In Piemonte le cose vanno peggio che in altre regioni, rigore e prudenza sono giustificati. Ma il Piemonte non è tutto uguale. Meno “uguale” di tutte le province è quella di Cuneo.
Che senso può avere vietare di camminare o di pedalare su tre quarti del territorio provinciale, la montagna? In altre regioni, il permesso di tornare sui sentieri è stato dato. Perché non può esserlo anche sulle nostre Alpi, dove l’assembramento, unico vero rischio di contagio riconosciuto, può essere ben più facilmente evitato che in qualsiasi supermercato o piazza di paese?
Al contrario delle piste da sci (chi non ricorda quanto avvenuto a Cortina e in altre stazioni all’inizio dell’epidemia) e anche delle spiagge, la montagna offre la possibilità di sparpagliarsi su carrarecce e sentieri.

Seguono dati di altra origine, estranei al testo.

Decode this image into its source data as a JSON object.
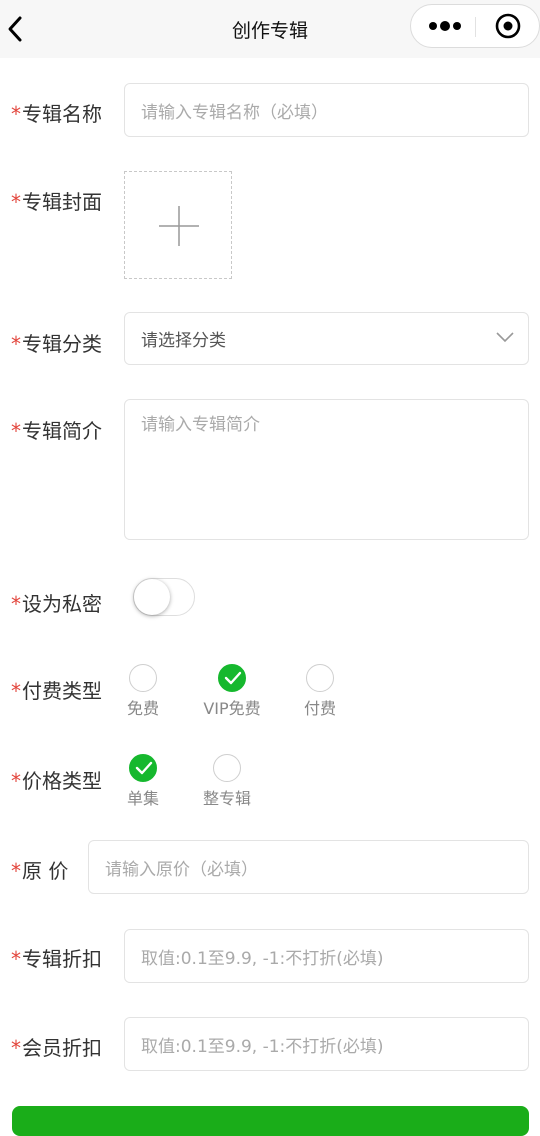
{
  "header": {
    "title": "创作专辑"
  },
  "form": {
    "required_mark": "*",
    "name": {
      "label": "专辑名称",
      "placeholder": "请输入专辑名称（必填）"
    },
    "cover": {
      "label": "专辑封面"
    },
    "category": {
      "label": "专辑分类",
      "value": "请选择分类"
    },
    "intro": {
      "label": "专辑简介",
      "placeholder": "请输入专辑简介"
    },
    "private": {
      "label": "设为私密",
      "on": false
    },
    "pay_type": {
      "label": "付费类型",
      "options": [
        "免费",
        "VIP免费",
        "付费"
      ],
      "selected": "VIP免费"
    },
    "price_type": {
      "label": "价格类型",
      "options": [
        "单集",
        "整专辑"
      ],
      "selected": "单集"
    },
    "original_price": {
      "label": "原 价",
      "placeholder": "请输入原价（必填）"
    },
    "album_discount": {
      "label": "专辑折扣",
      "placeholder": "取值:0.1至9.9, -1:不打折(必填)"
    },
    "member_discount": {
      "label": "会员折扣",
      "placeholder": "取值:0.1至9.9, -1:不打折(必填)"
    }
  },
  "colors": {
    "accent": "#1aad19",
    "required": "#e2453c"
  },
  "icons": [
    "back-arrow-icon",
    "more-icon",
    "target-icon",
    "plus-icon",
    "chevron-down-icon",
    "check-icon"
  ]
}
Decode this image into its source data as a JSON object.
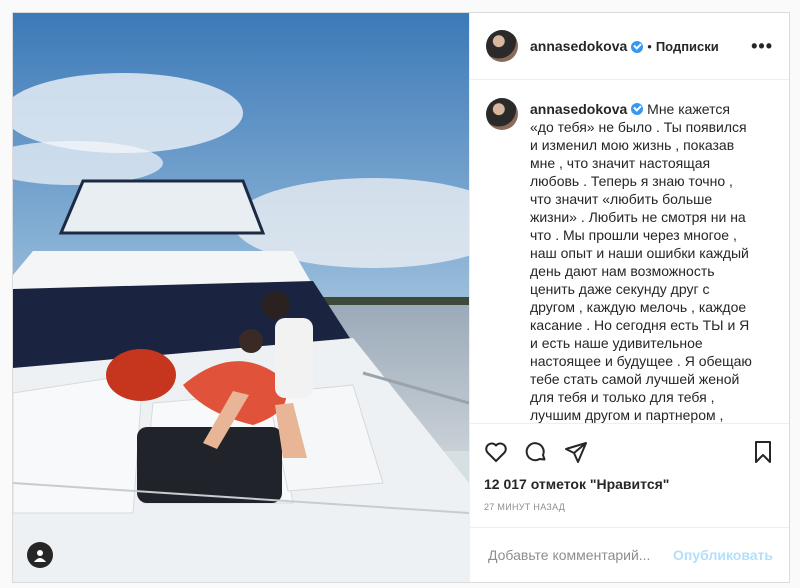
{
  "post": {
    "username": "annasedokova",
    "follow_label": "Подписки",
    "more_label": "•••",
    "separator": "•",
    "caption": "Мне кажется «до тебя» не было . Ты появился и изменил мою жизнь , показав мне , что значит настоящая любовь . Теперь я знаю точно , что значит «любить больше жизни» . Любить не смотря ни на что . Мы прошли через многое , наш опыт и наши ошибки каждый день дают нам возможность ценить даже секунду друг с другом , каждую мелочь , каждое касание . Но сегодня есть ТЫ и Я и есть наше удивительное настоящее и будущее . Я обещаю тебе стать самой лучшей женой для тебя и только для тебя , лучшим другом и партнером , лучшей мамой нашим детям . Я благодарю Бога за каждую секунду с тобой и скучаю каждую секунду без тебя",
    "likes": "12 017 отметок \"Нравится\"",
    "time": "27 МИНУТ НАЗАД",
    "comment_placeholder": "Добавьте комментарий...",
    "publish_label": "Опубликовать"
  },
  "icons": [
    "heart-icon",
    "comment-icon",
    "share-icon",
    "bookmark-icon",
    "user-tag-icon",
    "verified-icon"
  ],
  "colors": {
    "verified": "#3897f0",
    "publish": "#b2dffc",
    "meta": "#8e8e8e"
  }
}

Mantenere le distanze ed evitare gli assembramenti è certamente più facile che sui marciapiedi, nei bus o sui treni.
Perché questa ostinazione nel non prendere nemmeno in considerazione l’appello a “riaprire la montagna” che si leva da molte parti? Una soluzione che garantirebbe anche uno sfogo facile e più che opportuno per i bambini da mesi chiusi in casa.
Anche su questo fronte, nelle regole imposteci prevale la sfiducia totale nel senso di responsabilità dei cittadini. Non vogliamo credere che i nostri governanti, nazionali e regionali, non riescano a considerarci se non come persone irresponsabili, incapaci di regolarsi, studentelli discoli da tenere sottochiave e bacchettare.
Per questo rilanciamo l’appello di tante associazioni, gruppi, privati: sì a tutti i controlli, anche ferrei, contro qualsiasi assembramento. Che sia in città, in campagna o in montagna. Ma nel rispetto delle regole, per favore apriteci la montagna!